Köln, Zülpicher Straße

Wie oft war ich dort früher entlang gelaufen ? In der 80er Jahren hatte ich sechs Jahre in Köln gewohnt. Vom Bahnhof Köln-Süd bis zum Zülpicher Platz, das war ein bequemes Stück zu Fuß über die Zülpicher Straße, nicht weit weg vom Herzen Kölns und dem Einflussbereich der Universität, denn in dieser Zone zwischen Bahndamm und Hohenstaufenring prägten die Studenten das Straßenbild. Heute ging ich seit langem dieses Stück wieder zu Fuß.

Was war von früher noch geblieben ? Unbeschreiblich viel, denn früher und heute war es faszinierend, auf so engem Raum in eine solche Vielfalt von Kneipen eindringen zu können. Das Innenleben der Kneipen war stets einfallsreich: in der einen Kneipe baumelten an der Decke Netze und Kleiderbügel, in der anderen begegneten einem ausgestopfte Tiere, in einer Kneipe in einer Seitenstraße wurden nur Vinylplatten gespielt – im Zeitgeist der 70er Jahre. Kwartier Latäng nannte sich eine Kneipe, eine Lobeshymne auf Kölsch an das kulturelle und bodenständige Viertel in Paris. 

Als ich in Köln gewohnt hatte, hatte mich diese Kneipenvielfalt magisch angezogen. Zugegeben, sie tat es heute noch. 

In den 80er Jahren hatte ich festgestellt, dass ich in der Dynamik der Großstadt angekommen war. Gruppen und Grüppchen frequentieren die Kneipenszene, man blieb anonym. Eine richtige Stammkundschaft fand man dort nicht, vieles blieb unverbindlich, schwammig, oberflächlich. Tiefergehende Kontakte hatte ich während meiner sechs Kölner Jahre dort nie knüpfen können. 

Zu dieser Zeit war ich gerne tagtäglich die Zülpicher Straße rauf und runter gegangen, um in kreativer Umgebung vor dem Zubettgehen ein Bier zu trinken. Nach draußen gehen und diese Vielfalt von Leuchtreklamen auf mich wirken lassen. Soul Bar, Cuba Bar, Spielhöllen, mit dieser Menge von Lichtern und Leuchtreklamen war es ein Abklatsch auf die Reeperbahn – aber vollkommen sauber, ohne Sex, Drugs and Rock’n’Roll. So war ich richtig gut drauf.

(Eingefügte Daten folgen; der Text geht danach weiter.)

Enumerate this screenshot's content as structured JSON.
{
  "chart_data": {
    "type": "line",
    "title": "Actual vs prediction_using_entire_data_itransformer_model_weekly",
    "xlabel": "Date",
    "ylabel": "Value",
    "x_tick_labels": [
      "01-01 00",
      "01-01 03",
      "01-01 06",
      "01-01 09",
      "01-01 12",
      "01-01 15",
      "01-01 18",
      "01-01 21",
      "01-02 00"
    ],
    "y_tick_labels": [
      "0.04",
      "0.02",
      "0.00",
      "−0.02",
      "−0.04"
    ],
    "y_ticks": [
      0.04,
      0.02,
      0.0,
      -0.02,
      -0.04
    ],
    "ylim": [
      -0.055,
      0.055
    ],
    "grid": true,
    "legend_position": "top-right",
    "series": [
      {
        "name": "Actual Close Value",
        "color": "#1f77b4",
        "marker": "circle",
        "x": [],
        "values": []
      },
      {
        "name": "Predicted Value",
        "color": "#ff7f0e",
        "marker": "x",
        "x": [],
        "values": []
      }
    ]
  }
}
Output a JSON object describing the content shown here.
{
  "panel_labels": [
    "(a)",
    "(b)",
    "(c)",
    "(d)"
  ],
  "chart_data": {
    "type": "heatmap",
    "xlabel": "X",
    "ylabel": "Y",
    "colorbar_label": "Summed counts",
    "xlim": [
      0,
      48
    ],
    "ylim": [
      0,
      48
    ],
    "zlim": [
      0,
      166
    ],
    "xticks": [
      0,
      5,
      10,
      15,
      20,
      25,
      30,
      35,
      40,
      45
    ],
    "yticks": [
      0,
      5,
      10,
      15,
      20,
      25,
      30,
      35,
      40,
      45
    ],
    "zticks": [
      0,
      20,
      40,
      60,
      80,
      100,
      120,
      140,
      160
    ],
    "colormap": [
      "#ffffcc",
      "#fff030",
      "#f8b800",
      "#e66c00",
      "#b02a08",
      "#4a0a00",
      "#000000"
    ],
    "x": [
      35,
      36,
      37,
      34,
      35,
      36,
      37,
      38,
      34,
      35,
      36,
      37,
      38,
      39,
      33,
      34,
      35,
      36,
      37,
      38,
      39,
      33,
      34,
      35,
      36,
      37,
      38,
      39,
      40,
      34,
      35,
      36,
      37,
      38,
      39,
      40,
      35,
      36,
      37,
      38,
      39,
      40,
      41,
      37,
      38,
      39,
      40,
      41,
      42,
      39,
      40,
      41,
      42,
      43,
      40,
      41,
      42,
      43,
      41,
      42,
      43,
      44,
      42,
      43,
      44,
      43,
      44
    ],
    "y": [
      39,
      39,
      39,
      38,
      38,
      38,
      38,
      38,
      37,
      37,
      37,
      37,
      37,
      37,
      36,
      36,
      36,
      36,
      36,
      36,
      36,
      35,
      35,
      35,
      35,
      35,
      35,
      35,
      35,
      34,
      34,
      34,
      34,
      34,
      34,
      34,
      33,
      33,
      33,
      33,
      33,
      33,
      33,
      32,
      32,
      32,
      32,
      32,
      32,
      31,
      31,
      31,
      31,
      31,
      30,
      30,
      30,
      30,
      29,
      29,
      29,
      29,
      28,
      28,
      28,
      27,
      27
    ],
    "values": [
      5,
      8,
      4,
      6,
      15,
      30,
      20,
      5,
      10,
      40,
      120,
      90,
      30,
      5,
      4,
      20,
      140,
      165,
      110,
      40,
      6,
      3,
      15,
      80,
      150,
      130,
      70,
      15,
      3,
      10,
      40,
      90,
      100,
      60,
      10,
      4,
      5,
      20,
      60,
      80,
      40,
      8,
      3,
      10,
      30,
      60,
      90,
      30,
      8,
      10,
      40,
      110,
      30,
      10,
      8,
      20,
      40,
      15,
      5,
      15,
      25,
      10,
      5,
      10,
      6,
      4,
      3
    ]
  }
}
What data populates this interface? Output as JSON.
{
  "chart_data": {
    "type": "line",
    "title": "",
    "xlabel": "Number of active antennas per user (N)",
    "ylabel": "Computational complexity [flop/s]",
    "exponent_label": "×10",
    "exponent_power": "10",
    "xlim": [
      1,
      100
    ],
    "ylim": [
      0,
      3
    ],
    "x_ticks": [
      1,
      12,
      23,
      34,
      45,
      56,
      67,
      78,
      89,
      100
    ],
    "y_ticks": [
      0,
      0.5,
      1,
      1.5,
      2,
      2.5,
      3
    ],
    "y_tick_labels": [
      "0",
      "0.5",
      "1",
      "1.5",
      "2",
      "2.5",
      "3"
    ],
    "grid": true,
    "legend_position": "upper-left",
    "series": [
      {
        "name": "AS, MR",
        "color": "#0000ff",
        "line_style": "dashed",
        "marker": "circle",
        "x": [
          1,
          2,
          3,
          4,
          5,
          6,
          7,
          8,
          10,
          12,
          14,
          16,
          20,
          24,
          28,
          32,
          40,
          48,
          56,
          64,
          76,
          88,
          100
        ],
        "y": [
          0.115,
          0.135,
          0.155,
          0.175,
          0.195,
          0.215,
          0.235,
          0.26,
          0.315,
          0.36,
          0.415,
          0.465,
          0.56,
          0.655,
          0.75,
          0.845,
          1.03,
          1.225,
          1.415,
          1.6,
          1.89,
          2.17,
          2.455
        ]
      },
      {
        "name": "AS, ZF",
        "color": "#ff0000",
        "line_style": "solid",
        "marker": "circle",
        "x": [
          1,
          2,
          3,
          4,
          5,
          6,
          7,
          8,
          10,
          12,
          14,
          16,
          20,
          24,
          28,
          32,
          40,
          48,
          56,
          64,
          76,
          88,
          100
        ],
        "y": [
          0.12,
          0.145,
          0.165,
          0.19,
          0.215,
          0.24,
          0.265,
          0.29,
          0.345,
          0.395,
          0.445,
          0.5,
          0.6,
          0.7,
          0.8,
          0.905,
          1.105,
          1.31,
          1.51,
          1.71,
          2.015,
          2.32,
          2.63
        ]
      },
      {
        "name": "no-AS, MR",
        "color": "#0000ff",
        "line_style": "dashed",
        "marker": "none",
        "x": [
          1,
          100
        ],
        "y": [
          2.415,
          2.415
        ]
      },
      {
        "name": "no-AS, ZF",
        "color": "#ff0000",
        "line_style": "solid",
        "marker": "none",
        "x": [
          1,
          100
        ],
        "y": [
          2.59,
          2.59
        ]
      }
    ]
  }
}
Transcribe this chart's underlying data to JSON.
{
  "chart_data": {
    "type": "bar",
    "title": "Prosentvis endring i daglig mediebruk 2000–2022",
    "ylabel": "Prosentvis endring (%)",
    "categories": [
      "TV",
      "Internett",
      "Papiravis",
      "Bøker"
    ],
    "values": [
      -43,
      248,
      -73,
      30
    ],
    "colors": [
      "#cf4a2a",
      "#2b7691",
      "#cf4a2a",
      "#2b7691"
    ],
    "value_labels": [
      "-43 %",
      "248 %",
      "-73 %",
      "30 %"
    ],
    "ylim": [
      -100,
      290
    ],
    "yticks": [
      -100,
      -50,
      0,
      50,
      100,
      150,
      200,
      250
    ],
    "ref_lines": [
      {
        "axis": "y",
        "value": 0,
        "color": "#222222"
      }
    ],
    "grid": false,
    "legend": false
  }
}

Kein Zweifel, die Zülpicher Straße konnte mitten im Trubel der Großstadt neue Akzente setzen: mein heutiger Gang führte an der Filmdose vorbei, auf dessen Bühne die Entertainer Ralf Morgenstern und Dirk Bach ihre Karriere begannen. Dann das Off Broadway, ein alternatives Szene-Kino, das einzige in der Umgebung, welches originale Filme in Englisch oder Französisch mit Untertiteln zeigte. Ein Stück dahinter, prangerte in einer Pizzeria an der Wand ein Flachbildschirm, fast so groß wie ein Wohnzimmerschrank. Bundesligaspieler kickten sich den Ball zu, so dass man meinte, man wäre am Tisch mit dem servierten Essen direkt Live im Stadion anwesend. Zwischen der intensiven Kneipenlandschaft herrschte auch Verfall: um ein leerstehendes Ladenlokal hatte sich niemand mehr gekümmert, Plakate verrammelten die Fensterscheiben, auf heruntergelassenen Rolläden waren Graffitis schlecht gesprüht, aus denen sich mit viel Phantasie Gesichter interpretieren ließen. Die Fast-Food-Gastronomie war hier kräftig expandiert. Asiatisch, griechisch, marokkanisch, alles kreiste irgendwie um Falafel, den man an jeder Straßenecke bekam, und es kam mir vor, dass dies das Nationalgericht auf der Zülpicher Straße war.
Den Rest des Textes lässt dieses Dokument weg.